Notre activité


L’humain augmenté


Notre société accumule les innovations scientifiques et techniques. Notre corps devient, grâce à ces technologies, un outil à améliorer avec des modifications temporaires ou durables.

Dopage sportif, médecine anti-âge, chirurgie esthétique, prothèses, détournements de médicaments augmentent les capacités humaines sur des sujets en bonne santé. La vieillesse est vue comme une maladie et son ralentissement comme un objectif scientifique. Souvent ces prescriptions présentent une incertitude pour la santé, des risques connus d’addiction ou des effets secondaires.
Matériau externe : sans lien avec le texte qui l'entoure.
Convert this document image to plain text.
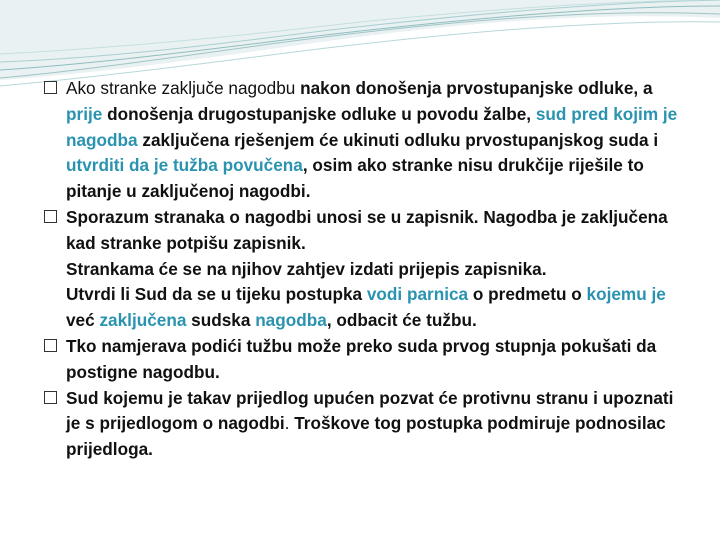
Ako stranke zaključe nagodbu nakon donošenja prvostupanjske odluke, a prije donošenja drugostupanjske odluke u povodu žalbe, sud pred kojim je nagodba zaključena rješenjem će ukinuti odluku prvostupanjskog suda i utvrditi da je tužba povučena, osim ako stranke nisu drukčije riješile to pitanje u zaključenoj nagodbi.

Sporazum stranaka o nagodbi unosi se u zapisnik. Nagodba je zaključena kad stranke potpišu zapisnik.

Strankama će se na njihov zahtjev izdati prijepis zapisnika.

Utvrdi li Sud da se u tijeku postupka vodi parnica o predmetu o kojemu je već zaključena sudska nagodba, odbacit će tužbu.

Tko namjerava podići tužbu može preko suda prvog stupnja pokušati da postigne nagodbu.

Sud kojemu je takav prijedlog upućen pozvat će protivnu stranu i upoznati je s prijedlogom o nagodbi. Troškove tog postupka podmiruje podnosilac prijedloga.
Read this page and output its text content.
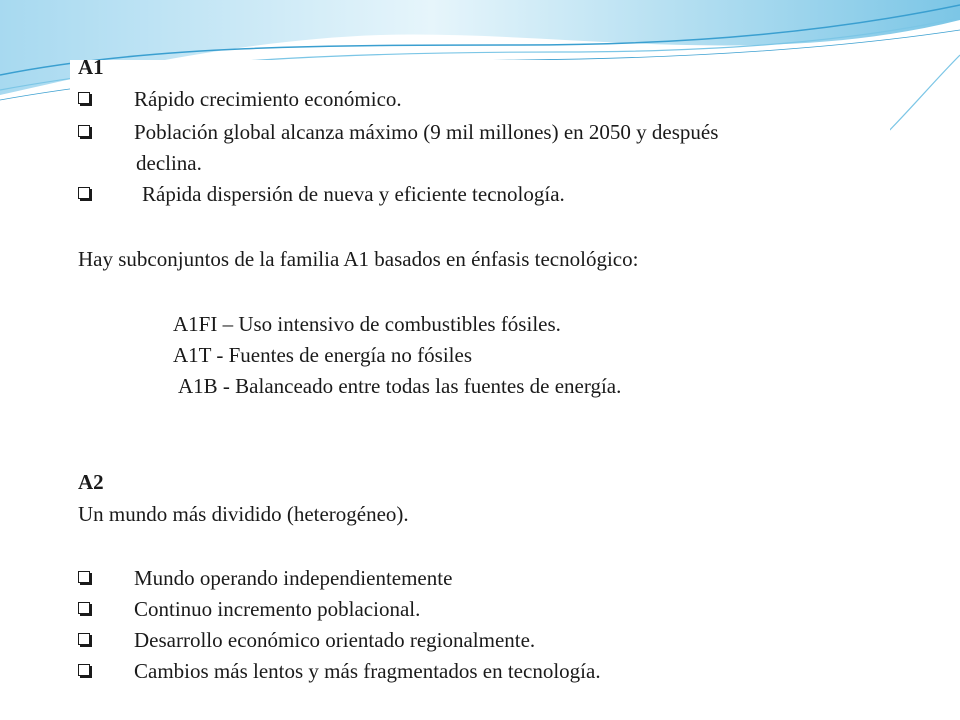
A1
Rápido crecimiento económico.
Población global alcanza máximo (9 mil millones) en 2050 y después
declina.
Rápida dispersión de nueva y eficiente tecnología.
Hay subconjuntos de la familia A1 basados en énfasis tecnológico:
A1FI – Uso intensivo de combustibles fósiles.
A1T - Fuentes de energía no fósiles
A1B - Balanceado entre todas las fuentes de energía.
A2
Un mundo más dividido (heterogéneo).
Mundo operando independientemente
Continuo incremento poblacional.
Desarrollo económico orientado regionalmente.
Cambios más lentos y más fragmentados en tecnología.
L’humain augmenté vit dans une quête de la performance et de la compétition, encensée par les médias. Cette quête occulte la différence avec l’autre. La différence sociale est niée et il existe de fortes inégalités entre ceux qui utilisent ces nouvelles technologies dans des buts esthétiques ou d’amélioration artificielle pour acquérir des performances physiques, mentales, et ceux qui n’ont pas accès à la santé.

« Le seul progrès qui compte vraiment c’est le progrès social »

Pour les transhumanistes, cette recherche de la perfection fait partie du projet humaniste moderne : « la quête politique d’un monde meilleur ». Mais pour l’économiste Jacques Généreux, « entre les humains, le seul progrès qui compte vraiment c’est le progrès social, au sens le plus large du terme. C’est-à-dire, l’extension de leur capacité à faire société, à vivre bien avec autrui et tous ensemble ».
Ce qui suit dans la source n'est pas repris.